The potential for nuclear war remains as present today as it was during the Cold War, with United States and Russian relations on a shaky footing, tensions between India and Pakistan and the Korean Peninsula tense.

The World Council of Churches WCC has joined other faith groups in New York to issue a call that governments should capitalize on years of growing concern and negotiate a ban on nuclear weapons next year.

The inter-religious call was made at the United Nations on Oct. 12 where the message pointed out that despite the decades-old U.N. charter the world is not a safer place due to arms proliferation.

Article 26 of the U.N. Charter, singed in 1945, envisages the "establishment and maintenance of international peace and security with the least diversion for armaments of the world's human and economic resources."

In the decades since the adoption of the charter, however, the world has diverted immense stores of material, economic, technical and intellectual resources to the production and maintenance of "a vast and growing array of armaments."

"Far from ensuring peace and security, these preparations for war and violence have locked states into the 'security dilemma' of escalating mistrust and fear.

"They have inflamed and entrenched conflicts throughout world, bringing unimaginable suffering to vast numbers of people," said the faith communities.

Speaking on behalf of Christian, Buddhist and Muslim organizations, Dr.
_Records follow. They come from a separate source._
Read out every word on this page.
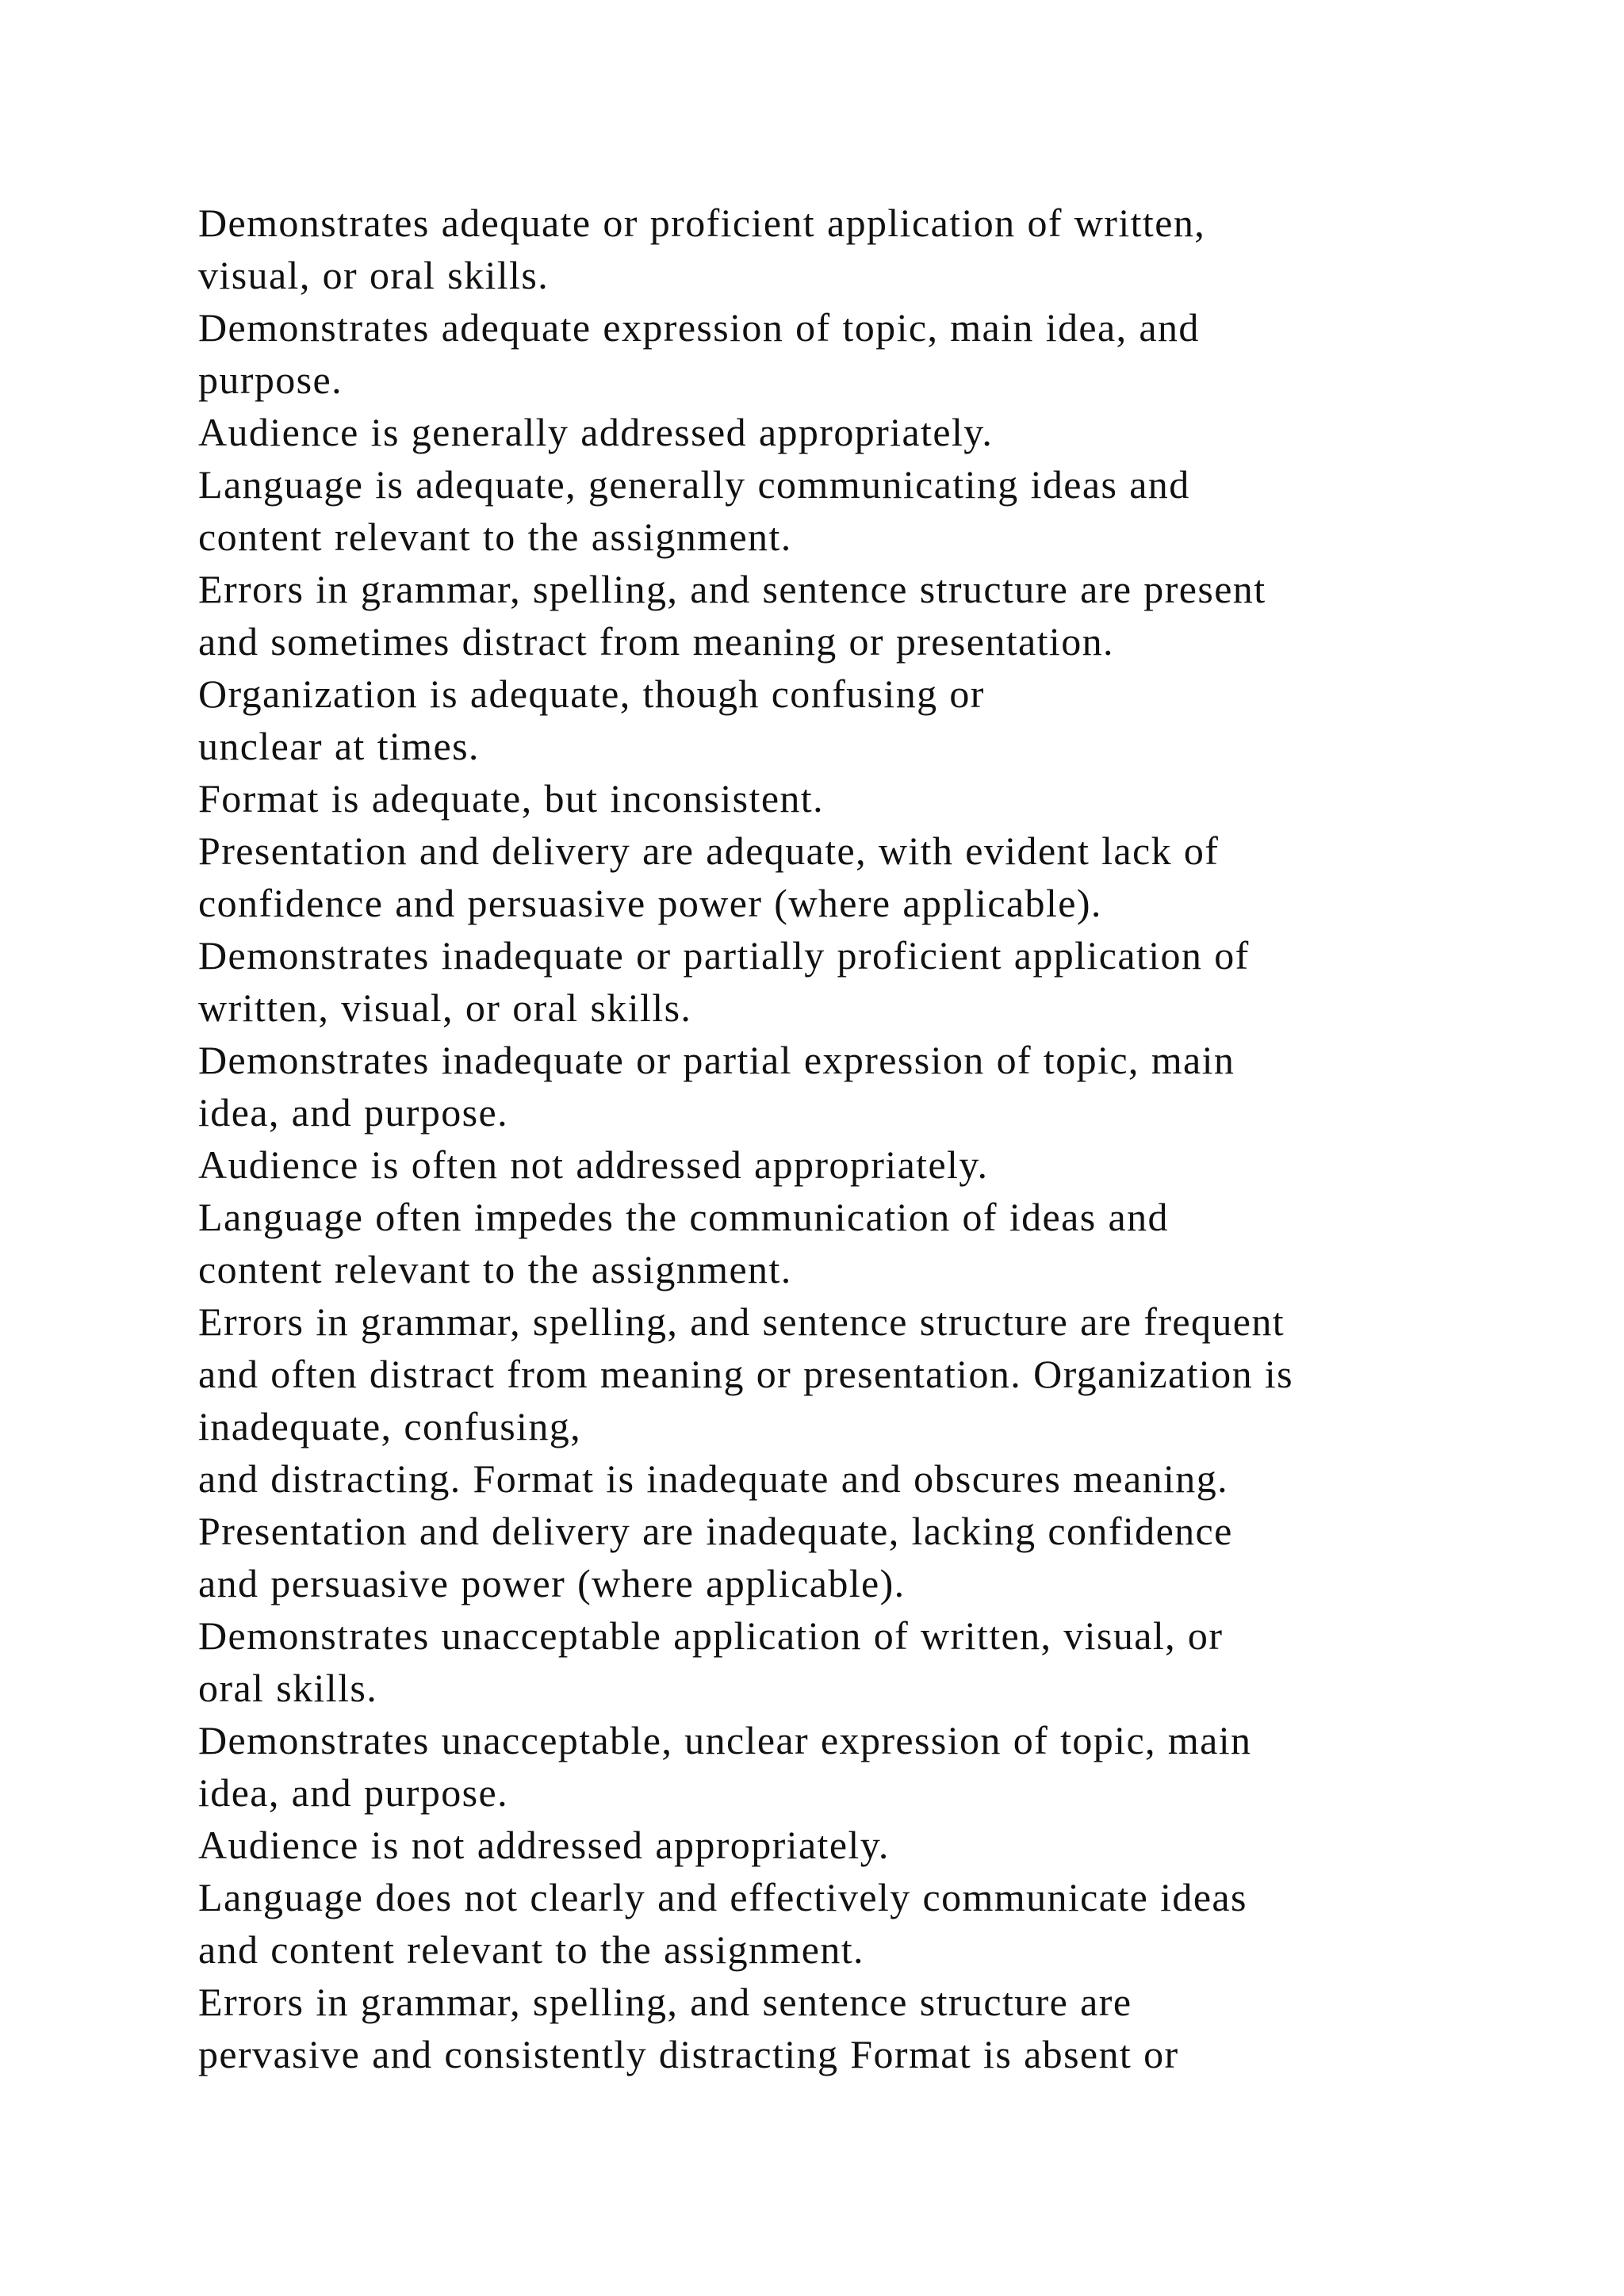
Demonstrates adequate or proficient application of written,
visual, or oral skills.
Demonstrates adequate expression of topic, main idea, and
purpose.
Audience is generally addressed appropriately.
Language is adequate, generally communicating ideas and
content relevant to the assignment.
Errors in grammar, spelling, and sentence structure are present
and sometimes distract from meaning or presentation.
Organization is adequate, though confusing or
unclear at times.
Format is adequate, but inconsistent.
Presentation and delivery are adequate, with evident lack of
confidence and persuasive power (where applicable).
Demonstrates inadequate or partially proficient application of
written, visual, or oral skills.
Demonstrates inadequate or partial expression of topic, main
idea, and purpose.
Audience is often not addressed appropriately.
Language often impedes the communication of ideas and
content relevant to the assignment.
Errors in grammar, spelling, and sentence structure are frequent
and often distract from meaning or presentation. Organization is
inadequate, confusing,
and distracting. Format is inadequate and obscures meaning.
Presentation and delivery are inadequate, lacking confidence
and persuasive power (where applicable).
Demonstrates unacceptable application of written, visual, or
oral skills.
Demonstrates unacceptable, unclear expression of topic, main
idea, and purpose.
Audience is not addressed appropriately.
Language does not clearly and effectively communicate ideas
and content relevant to the assignment.
Errors in grammar, spelling, and sentence structure are
pervasive and consistently distracting Format is absent or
Emily Welty urged delegates to "negotiate a legally-binding instrument prohibiting nuclear weapons."

A resolution calling for such a treaty next year was introduced at the disarmament committee of the UN General Assembly, the day she spoke.

Welty is vice-moderator of the WCC Commission of the Churches on International Affairs.

Nuclear weapons are "incompatible with the values upheld by our respective faith tradition - the right of people to live in dignity; the commands of conscience and justice; the duty to protect the vulnerable and to safeguard the planet for future generations," the joint statement said.

Nuclear weapons are lethal technologies which have been developed without regard for the public conscience and the rule of law, Welty said. They are "the pinnacle of humanity's self-destructive potential".

The inter-faith statement was issued by Pax Christi International, Maryknoll Fathers and Brothers, Soka Gakkai International and other groups as well as the WCC.